Mais il y a aussi l’intérêt de la science pure, le progrès de la connaissance… Le haut ministre secoua gravement le menton.
— Je suis navré de devoir refuser. Je vais vous parler maintenant comme un gentilhomme de l’empire s’adressant à un autre gentilhomme de l’empire. Personnellement, ce serait avec joie que je vous apporterais mon concours, mais les Terriens sont un peuple têtu et à la nuque roide qui s’est au cours des siècles replié sur lui-même en raison de… euh… de l’attitude déplorable qu’on a eue à son égard dans certaines régions de la galaxie. Ils ont des tabous, des Coutumes immuables que je ne peux moi-même me permettre d’enfreindre.
— Et les zones radio-actives…
— Sont l’un des tabous les plus importants. Si je vous accordais l’autorisation que vous demandez, et croyez bien que mon impulsion serait de vous l’accorder, cela provoquerait seulement des troubles et des émeutes qui, outre qu’ils mettraient en danger votre vie et celle des membres de votre expédition, entraîneraient à terme des représailles dont la Terre ferait les frais. En agissant de la sorte, je trahirais les devoirs de ma charge et la confiance de mes compatriotes.
— Mais je suis disposé à prendre toutes les précautions raisonnables. Si vous voulez me faire accompagner par des observateurs… Je peux aussi vous proposer de vous consulter avant de publier les résultats que j’aurai obtenus.

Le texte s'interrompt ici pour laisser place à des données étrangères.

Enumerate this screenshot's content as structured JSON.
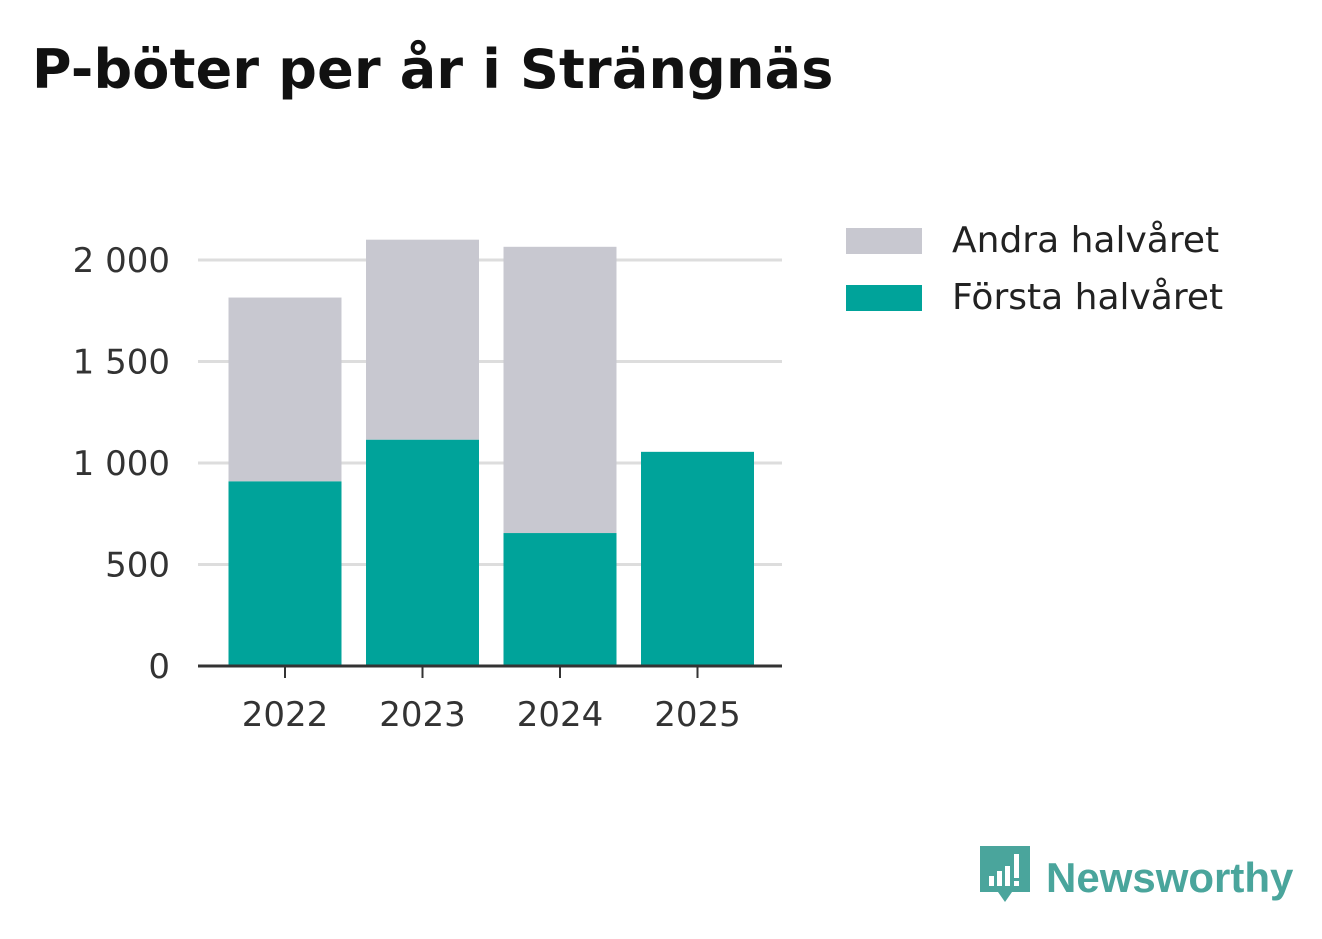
{
  "chart_data": {
    "type": "bar",
    "stacked": true,
    "title": "P-böter per år i Strängnäs",
    "categories": [
      "2022",
      "2023",
      "2024",
      "2025"
    ],
    "series": [
      {
        "name": "Första halvåret",
        "color": "#00a39a",
        "values": [
          910,
          1115,
          655,
          1055
        ]
      },
      {
        "name": "Andra halvåret",
        "color": "#c8c8d0",
        "values": [
          905,
          985,
          1410,
          0
        ]
      }
    ],
    "ylim": [
      0,
      2000
    ],
    "yticks": [
      0,
      500,
      1000,
      1500,
      2000
    ],
    "ytick_labels": [
      "0",
      "500",
      "1 000",
      "1 500",
      "2 000"
    ],
    "xlabel": "",
    "ylabel": "",
    "grid": true,
    "legend": [
      {
        "label": "Andra halvåret",
        "color": "#c8c8d0"
      },
      {
        "label": "Första halvåret",
        "color": "#00a39a"
      }
    ]
  },
  "brand": {
    "name": "Newsworthy",
    "icon": "newsworthy-logo-icon",
    "color": "#4aa59c"
  }
}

— Vous me tentez. Ce projet ne manque pas d’intérêt mais vous surestimez mes pouvoirs, même sans faire entrer le sentiment populaire en ligne de compte. Je ne suis pas un autocrate absolu. En réalité, mes pouvoirs sont rigoureusement limités et toutes les questions doivent être soumises à la Société des Anciens préalablement à la décision.
— C’est extrêmement fâcheux, fit Arvardan en hochant la tête. Le procurateur m’avait prévenu que je rencontrerais des difficultés, mais j’espérais quand même que… Quand pourrez-vous prendre l’avis de l’Assemblée, Excellence ?
Le présidium de la Société des Anciens se réunit dans trois jours. Toutefois, comme je suis dans l’impossibilité de modifier l’ordre du jour, cette affaire ne pourra pas être mise en discussion avant une semaine environ.
Arvardan acquiesça distraitement.
— Eh bien, s’il n’y a pas moyen de faire autrement… A propos, Excellence…
— Oui ?
— Je serais heureux de rencontrer un de vos savants, un certain Dr Shekt, de Chica. Je suis passé à Chica mais j’ai dû partir assez vite et je souhaiterais réparer cette omission. C’est sûrement un homme occupé et je vous serais obligé si vous pouviez me remettre une lettre d’introduction – si ce n’est pas trop demander.
Le haut ministre, qui s’était soudain raidi, ne répondit pas immédiatement.
— Puis-je savoir pourquoi vous voulez le voir ? finit-il par s’enquérir.
— Bien entendu. J’ai lu un article où il était question d’un appareil qu’il a inventé et qu’il a appelé amplificateur synaptique, je crois. Cela a trait à la neurochimie du cerveau et pourrait se révéler fort intéressant pour un de mes autres projets. J’ai plus ou moins cherché, en effet, à classer les types humains en groupes encéphalographiques… en fonction des ondes cérébrales, si vous voyez ce que je veux dire.
— Humm… J’ai vaguement entendu parler de cet instrument. Et je crois me souvenir que cela n’a pas été un succès.